Only homosexuals are capable of enjoying same sex
Is it? The way I see it, this notion is due to our shallow understanding of homosexuality as a function of sexual orientation. The fact is, our anatomy is perfectly capable of experiencing pleasure from any type of sexual interaction. However, it’s our emotional and psychological response that defines our sexual orientation. Sexuality is not just a matter of responding to physical stimuli. Feelings, emotions and things more complex define our preference towards our choice of partners. Our revulsion to homosexuality comes mainly from social conditioning.
Why understanding homosexuality is important?

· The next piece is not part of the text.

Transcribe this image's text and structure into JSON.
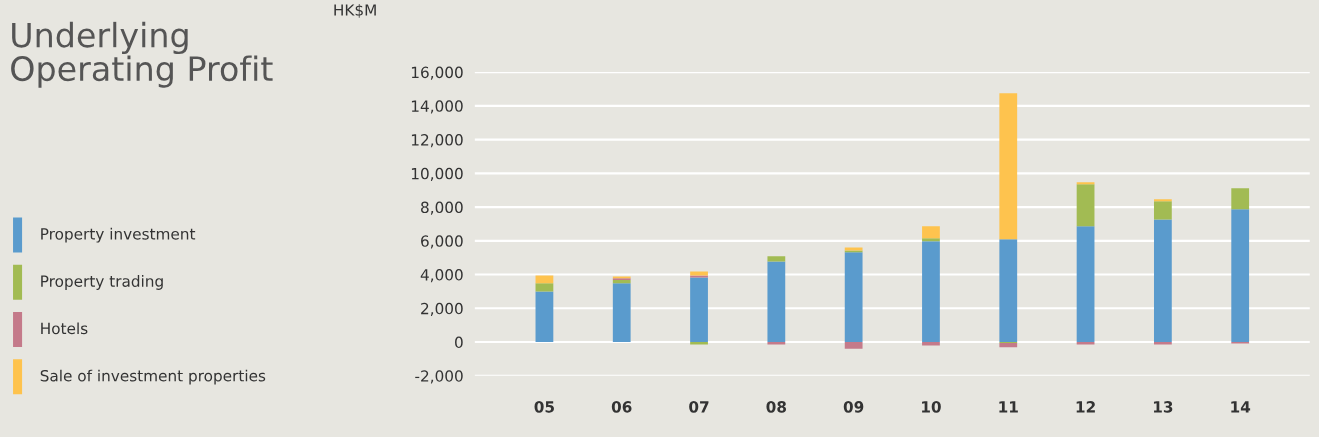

To begin with, lack of understanding leads to misconceptions and negativity. It’s not good to be bad to any one just because they don’t conform to “our” norms. At any given time, any population consists of more than 5% homosexuals. India with its 1250000000 (1.25 billon) people has at least 62500000 (62 million+) homosexuals. Add to that the trauma of their parents and you have a colossal number of people who face the stigma attached to homosexuality. Is it fair to ignore such a large chunk of population? A nuanced understanding of homosexuality is required for it to be widely acceptable. Also, male homosexuality is closely linked to the ephemeral concept of masculinity and with the change in the role of woman in society, there is a greater need to understand and possibly, re-define masculinity. Women are changing the concept of masculinity like never before. It is imperative to the understanding of gender biases, human psychology, role of men and women in society.

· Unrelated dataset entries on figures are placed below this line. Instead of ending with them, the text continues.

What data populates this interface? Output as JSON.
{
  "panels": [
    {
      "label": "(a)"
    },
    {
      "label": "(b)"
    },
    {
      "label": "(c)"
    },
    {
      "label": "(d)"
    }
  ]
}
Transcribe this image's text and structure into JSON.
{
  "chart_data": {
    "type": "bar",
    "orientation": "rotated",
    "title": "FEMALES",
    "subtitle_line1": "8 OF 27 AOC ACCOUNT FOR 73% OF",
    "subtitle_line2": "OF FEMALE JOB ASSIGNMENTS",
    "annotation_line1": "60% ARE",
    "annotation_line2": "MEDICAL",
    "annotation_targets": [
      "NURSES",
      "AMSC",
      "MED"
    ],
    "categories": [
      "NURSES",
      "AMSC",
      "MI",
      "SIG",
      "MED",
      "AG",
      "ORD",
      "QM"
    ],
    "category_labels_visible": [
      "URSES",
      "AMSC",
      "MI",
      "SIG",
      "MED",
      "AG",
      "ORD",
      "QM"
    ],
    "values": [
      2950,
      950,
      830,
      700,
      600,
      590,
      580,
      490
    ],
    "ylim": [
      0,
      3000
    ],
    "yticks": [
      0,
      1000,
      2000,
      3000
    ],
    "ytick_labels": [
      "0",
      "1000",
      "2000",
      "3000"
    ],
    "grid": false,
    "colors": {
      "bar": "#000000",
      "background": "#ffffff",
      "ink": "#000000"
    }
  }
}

There are far too many reasons to enumerate here. May be later.
It’s un-natural / It’s against laws of nature
Nature gets rid of unwanted traits pretty quickly. Roughly 50-60 generations. It hasn’t done so in our case. Homosexuality has survived the ruthless process of natural selection, survival of the fittest, dinosaurs, Ice Age, Bronze Age, Iron Age and what not. I’d say there must be something rather natural about it for it to be such an integral part of humanity. Animal kingdom is full of this phenomenon. So the argument of nature doesn’t really hold sway.
Homosexual: Flawed Point of View?
Of, relating to, or having a sexual orientation to persons of the same sex.
Sexually attracted primarily to other members of the same sex. Either a male androphile
or a female gynephile. Sometimes used in the sense of sole/exclusive attraction.
The word homosexual exclusively deals with the sexuality and does not cover the full expanse of an individual’s personality. We are much more than our sexuality. Clearly this word is inadequate to describe a person, rather downright wrong to use it for a person. The only time it can be used for a person is when we are talking about his sexuality. This practice of using such world to describe the whole personality of a person is wrong.
What words should we use to describe a person with homosexual orientation? Simply the words we use to describe ourselves. The mention of sexuality, unless in question, should never be part of someone’s description. There is no need to invent new words. Amen.